Tools for Installing Hardscaped Retaining Wall or Fence

The tools and equipment needed to install hardscape fences or retaining walls are practically toolbelt cousins. Purchase or rent the following pieces to get started on your project:

  • Layout and measuring: Industrial measuring tape, marking chalk or paint, mason line, levelers, landscape stakes.
  • Excavation: Shovel or sod cutter to clear the installation area, a shovel to dig a base trench.
  • Construction: Circular saw, masonry saw blades, caulk gun, speed square, drilling hammer, garden rake. 
  • General tools: Table saw, tape measure, rubber mallet, chisel, concrete sand, mortar or a similar binding mix. 

What to Know Before Installing a Hardscaped Fence or Retaining Wall

You can be fully satisfied with a safe and secure retaining wall or fence around your property when you perform the subsequent preparations beforehand:  

  1. Slope angles and degrees. Retaining walls need to account for the constant physical forces at work on them. Terracing design and engineering elements should be used to install the strongest, most secure retaining walls to prevent gravitational give or lateral earth pressure.
  2. Know your lines. Property, frost and utility lines, that is.
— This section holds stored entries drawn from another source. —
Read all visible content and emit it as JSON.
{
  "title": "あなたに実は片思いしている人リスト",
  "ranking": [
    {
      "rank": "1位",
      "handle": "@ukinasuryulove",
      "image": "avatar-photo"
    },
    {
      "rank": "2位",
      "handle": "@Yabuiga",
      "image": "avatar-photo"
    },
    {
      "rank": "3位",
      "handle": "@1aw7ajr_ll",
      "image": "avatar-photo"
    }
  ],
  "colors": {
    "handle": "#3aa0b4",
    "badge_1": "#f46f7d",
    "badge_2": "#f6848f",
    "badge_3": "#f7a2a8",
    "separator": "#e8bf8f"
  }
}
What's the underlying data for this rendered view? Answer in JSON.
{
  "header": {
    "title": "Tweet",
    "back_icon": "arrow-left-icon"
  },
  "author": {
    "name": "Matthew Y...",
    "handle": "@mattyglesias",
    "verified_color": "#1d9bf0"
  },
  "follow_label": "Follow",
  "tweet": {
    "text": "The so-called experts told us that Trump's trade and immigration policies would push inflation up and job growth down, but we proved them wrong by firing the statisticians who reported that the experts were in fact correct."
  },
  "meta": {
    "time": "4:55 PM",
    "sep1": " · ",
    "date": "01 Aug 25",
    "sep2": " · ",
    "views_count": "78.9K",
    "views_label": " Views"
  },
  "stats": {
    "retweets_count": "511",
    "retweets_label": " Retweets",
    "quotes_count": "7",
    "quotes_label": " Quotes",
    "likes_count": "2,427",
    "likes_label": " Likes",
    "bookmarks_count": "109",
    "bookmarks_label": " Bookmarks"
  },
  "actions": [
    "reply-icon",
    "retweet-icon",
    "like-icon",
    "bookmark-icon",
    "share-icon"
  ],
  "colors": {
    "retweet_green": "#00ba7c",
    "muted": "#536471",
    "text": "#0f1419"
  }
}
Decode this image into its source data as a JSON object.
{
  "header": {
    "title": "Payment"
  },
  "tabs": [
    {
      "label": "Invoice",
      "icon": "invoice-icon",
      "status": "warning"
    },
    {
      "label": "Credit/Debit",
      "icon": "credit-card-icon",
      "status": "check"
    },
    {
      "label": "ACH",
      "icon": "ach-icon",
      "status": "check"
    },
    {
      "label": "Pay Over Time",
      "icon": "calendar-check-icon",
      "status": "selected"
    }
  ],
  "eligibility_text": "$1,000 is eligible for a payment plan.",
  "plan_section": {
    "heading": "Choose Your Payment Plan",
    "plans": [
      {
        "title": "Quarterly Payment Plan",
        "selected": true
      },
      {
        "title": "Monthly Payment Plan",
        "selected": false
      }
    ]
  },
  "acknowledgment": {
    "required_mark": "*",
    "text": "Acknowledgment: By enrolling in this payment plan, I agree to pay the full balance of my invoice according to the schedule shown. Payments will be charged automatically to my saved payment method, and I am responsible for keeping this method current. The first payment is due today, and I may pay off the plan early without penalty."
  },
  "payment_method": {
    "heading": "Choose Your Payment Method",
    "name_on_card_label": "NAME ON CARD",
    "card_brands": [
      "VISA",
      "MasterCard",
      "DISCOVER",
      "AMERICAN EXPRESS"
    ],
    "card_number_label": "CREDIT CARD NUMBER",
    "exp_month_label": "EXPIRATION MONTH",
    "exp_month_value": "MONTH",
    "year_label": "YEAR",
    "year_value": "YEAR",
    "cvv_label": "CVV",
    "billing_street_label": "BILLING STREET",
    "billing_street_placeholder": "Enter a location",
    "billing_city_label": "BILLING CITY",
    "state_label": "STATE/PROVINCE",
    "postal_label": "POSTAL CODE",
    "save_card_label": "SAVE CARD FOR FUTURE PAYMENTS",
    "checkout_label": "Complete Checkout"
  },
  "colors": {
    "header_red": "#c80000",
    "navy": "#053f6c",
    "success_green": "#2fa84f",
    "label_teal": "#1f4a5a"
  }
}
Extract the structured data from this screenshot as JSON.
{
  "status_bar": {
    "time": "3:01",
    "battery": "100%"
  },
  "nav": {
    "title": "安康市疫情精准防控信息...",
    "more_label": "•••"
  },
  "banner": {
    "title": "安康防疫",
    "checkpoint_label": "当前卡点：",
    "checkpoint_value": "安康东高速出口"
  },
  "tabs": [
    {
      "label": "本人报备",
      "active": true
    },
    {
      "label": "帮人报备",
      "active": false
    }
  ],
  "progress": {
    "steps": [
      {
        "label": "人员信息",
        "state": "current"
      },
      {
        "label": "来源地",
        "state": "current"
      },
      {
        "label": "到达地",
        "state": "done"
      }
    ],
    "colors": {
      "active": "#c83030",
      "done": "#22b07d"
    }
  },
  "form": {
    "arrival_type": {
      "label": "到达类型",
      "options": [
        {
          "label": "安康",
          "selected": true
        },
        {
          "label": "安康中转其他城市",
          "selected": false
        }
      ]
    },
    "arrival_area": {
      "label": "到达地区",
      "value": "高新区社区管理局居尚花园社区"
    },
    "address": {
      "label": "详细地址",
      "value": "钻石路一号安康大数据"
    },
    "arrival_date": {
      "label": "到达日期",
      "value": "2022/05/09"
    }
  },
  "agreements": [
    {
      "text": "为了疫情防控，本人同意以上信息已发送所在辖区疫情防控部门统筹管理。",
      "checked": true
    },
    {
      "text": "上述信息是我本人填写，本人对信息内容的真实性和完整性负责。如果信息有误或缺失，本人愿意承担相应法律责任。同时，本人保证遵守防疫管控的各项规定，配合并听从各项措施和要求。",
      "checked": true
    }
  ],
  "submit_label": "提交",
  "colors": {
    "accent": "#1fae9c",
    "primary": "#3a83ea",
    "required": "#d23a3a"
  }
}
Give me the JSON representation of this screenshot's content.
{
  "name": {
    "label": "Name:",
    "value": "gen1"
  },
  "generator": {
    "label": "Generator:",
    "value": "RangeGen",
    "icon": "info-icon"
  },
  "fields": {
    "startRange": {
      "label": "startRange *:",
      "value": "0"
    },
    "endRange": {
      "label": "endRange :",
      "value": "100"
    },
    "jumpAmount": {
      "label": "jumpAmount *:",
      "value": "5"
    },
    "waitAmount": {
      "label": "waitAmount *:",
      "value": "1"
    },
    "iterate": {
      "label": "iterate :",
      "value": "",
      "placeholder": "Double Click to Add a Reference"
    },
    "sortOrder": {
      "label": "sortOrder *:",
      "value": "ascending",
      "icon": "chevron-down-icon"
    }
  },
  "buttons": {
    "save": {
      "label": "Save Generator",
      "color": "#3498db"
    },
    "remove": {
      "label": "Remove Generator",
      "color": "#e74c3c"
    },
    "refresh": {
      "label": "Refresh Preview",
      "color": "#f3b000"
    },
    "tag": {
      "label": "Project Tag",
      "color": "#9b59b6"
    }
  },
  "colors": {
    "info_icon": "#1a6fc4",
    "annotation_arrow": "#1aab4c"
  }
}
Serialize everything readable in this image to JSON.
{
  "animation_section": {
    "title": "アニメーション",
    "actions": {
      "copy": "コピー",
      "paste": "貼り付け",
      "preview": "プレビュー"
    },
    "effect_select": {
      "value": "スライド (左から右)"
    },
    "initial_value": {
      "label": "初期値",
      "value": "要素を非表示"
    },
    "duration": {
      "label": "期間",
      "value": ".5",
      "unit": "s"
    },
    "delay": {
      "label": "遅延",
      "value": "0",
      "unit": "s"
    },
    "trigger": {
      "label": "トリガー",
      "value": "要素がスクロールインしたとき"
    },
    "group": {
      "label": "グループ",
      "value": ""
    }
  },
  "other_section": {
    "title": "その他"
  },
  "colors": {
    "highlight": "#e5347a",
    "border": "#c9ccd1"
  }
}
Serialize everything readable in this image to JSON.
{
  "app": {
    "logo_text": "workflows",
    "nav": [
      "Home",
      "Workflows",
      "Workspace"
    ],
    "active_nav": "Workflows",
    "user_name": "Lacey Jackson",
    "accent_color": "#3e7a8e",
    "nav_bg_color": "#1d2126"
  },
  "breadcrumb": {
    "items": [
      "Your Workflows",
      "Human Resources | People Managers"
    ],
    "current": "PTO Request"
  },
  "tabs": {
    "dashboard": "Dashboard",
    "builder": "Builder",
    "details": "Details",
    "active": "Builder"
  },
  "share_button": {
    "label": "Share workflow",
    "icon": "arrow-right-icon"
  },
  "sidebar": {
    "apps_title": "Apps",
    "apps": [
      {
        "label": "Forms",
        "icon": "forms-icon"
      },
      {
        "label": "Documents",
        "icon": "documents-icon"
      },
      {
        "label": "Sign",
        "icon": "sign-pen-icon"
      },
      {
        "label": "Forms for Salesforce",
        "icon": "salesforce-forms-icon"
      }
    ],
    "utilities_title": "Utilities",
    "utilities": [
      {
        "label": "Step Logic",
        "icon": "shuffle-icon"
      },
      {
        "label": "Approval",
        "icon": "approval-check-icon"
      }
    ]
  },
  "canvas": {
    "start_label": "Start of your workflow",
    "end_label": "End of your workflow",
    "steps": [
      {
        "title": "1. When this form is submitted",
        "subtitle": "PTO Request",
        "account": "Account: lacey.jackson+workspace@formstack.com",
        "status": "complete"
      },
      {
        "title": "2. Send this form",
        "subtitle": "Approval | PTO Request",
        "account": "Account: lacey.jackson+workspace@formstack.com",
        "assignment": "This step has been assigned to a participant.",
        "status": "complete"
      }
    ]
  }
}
Check and then double check all these before you start digging.
  3. Permanency. More so than their wooden-fenced counterparts, hardscaped retaining walls built from masonry or stone veneer will be much longer lasting and far more durable. Ensure you’re selecting and building exactly what you want, where you want it.
  4. Coloration. Different stones and block types will come with different colorations that will change over time. While you can’t prevent this, you can slow discoloration and brick or stone wall chipping over time with sealants.
  5. CapsWall and post caps sit as the topmost layer on retaining walls and solid fences. They are as much about form as they are function, and neatly tighten the finished look of this hardscaped installation.
  6. Maintenance. As certain stone types age, they may be more likely to require fills, repairs and cosmetic or structural attention. Even today’s segmented, interlocking retaining walls constructed without the need for mortar still needs maintenance occasionally.
  7. Drainage. Retaining walls need to properly drain water and other small particle debris. This is achieved through installing a fabric-coated drainage pipe near the wall’s base, weighed down by gravel to prevent expensive clogs.

Fence and Retaining Wall Tips and Tricks

Building a retaining wall is a much easier process today than it was decades ago. Many retaining wall orders come with a “built-in engineering” block design, meaning blocks are pre-cut and shaped to stack and lock without the use of mortar.

When building your hardscaped fence or retaining wall: 

  1. Purchase extra materials. As with courtyards and most other hardware projects in this guide, opt to order five to 10 percent more base materials than will likely be needed. This provides wiggle room in the event stones or blocks are damaged, or you decide to expand upon your initial projection.
  2. The base is everything. A compact, smooth, even support for solid fences and retaining walls maintain their entire structural integrity through the years.
  3. Keep an eye on that drain. Blocked or improperly cared for drains are the leading cause of retaining wall failure.